O Comitê Olímpico do Brasil (COB) iniciou uma nova fase no financiamento do esporte nacional com o repasse direto de recursos às confederações. A iniciativa ocorre por meio do Programa Olímpico de Patrocínio (POP), que amplia o alcance dos investimentos de parceiros comerciais.
A CAIXA se tornou a primeira empresa a aderir ao programa. O modelo prevê a redistribuição de parte dos valores investidos no COB diretamente às entidades que organizam modalidades olímpicas no país.
Repasse anual chega a R$ 20 milhões até 2028
O acordo estabelece que 50% do valor investido pela CAIXA no COB siga para as confederações elegíveis.
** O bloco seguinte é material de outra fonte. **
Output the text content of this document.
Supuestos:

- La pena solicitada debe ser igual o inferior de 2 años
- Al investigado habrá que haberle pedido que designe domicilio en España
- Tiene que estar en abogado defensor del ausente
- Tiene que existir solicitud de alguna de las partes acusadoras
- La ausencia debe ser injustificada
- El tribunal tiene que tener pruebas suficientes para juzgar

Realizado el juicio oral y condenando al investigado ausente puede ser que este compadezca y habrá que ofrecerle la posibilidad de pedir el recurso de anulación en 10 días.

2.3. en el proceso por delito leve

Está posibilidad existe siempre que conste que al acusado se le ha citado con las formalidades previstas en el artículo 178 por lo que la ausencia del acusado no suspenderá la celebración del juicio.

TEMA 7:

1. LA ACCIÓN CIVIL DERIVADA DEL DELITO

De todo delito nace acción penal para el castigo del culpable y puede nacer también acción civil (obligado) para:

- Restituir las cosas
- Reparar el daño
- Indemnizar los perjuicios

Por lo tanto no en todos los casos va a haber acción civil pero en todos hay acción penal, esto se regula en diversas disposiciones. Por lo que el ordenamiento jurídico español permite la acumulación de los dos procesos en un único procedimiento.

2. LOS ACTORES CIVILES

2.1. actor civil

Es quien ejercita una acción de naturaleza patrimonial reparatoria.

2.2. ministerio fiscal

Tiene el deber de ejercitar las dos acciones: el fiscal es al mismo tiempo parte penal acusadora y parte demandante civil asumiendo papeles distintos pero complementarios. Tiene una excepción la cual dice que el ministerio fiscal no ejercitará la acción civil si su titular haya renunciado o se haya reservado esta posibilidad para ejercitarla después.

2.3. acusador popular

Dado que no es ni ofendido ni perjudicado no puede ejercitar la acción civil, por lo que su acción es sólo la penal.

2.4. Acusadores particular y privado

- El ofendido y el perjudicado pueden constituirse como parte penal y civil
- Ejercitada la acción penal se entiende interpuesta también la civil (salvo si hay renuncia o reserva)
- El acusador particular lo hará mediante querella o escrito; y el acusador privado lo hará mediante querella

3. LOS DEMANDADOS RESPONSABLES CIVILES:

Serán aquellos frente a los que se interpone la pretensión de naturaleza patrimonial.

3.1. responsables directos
O montante alcança R$ 20 milhões por ano, com previsão de repasses até 2028.
O programa contempla confederações que participam do programa olímpico há pelo menos duas edições dos Jogos Olímpicos. A medida fortalece o planejamento esportivo de médio e longo prazo.
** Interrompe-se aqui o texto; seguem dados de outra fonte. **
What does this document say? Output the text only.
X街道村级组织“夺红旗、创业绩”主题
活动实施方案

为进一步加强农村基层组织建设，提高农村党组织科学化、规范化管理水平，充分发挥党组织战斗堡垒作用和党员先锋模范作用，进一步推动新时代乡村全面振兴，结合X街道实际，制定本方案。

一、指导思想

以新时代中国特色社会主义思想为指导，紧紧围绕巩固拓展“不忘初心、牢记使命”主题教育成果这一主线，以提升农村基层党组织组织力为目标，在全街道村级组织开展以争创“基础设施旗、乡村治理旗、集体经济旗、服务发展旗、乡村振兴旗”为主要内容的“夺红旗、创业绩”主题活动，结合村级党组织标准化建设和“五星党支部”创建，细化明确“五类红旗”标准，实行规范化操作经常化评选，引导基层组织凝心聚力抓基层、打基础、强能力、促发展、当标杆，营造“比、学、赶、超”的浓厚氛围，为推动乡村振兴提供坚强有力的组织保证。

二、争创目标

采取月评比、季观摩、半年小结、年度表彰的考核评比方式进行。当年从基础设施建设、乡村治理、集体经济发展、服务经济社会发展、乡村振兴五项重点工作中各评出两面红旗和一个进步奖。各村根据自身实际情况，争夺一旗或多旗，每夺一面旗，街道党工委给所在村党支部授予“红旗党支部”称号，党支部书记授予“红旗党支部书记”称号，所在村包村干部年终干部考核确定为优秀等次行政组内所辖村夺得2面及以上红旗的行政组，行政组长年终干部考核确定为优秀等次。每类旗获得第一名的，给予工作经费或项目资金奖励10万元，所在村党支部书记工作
26 confederações entram no programa
Ao todo, 26 confederações passam a receber recursos dentro do POP. O modelo divide as entidades em dois grupos:
Pacote Básico
Inclui modalidades como badminton, boxe, canoagem, esportes de neve e gelo, esportes aquáticos, esgrima, escalada, golfe, hipismo, hóquei, levantamento de peso, pentatlo moderno, remo, rúgbi, surfe, taekwondo, tênis de mesa, tiro com arco, tiro esportivo, triatlo, vela e wrestling.
Pacote Especial
Reúne basquete, ciclismo e handebol. A patrocinadora definiu essas modalidades com base em objetivos estratégicos de marca.
Estratégia amplia impacto no esporte brasileiro
O COB destaca que o novo formato fortalece o ecossistema esportivo nacional. O investimento passa a atingir desde as categorias de base até o alto rendimento.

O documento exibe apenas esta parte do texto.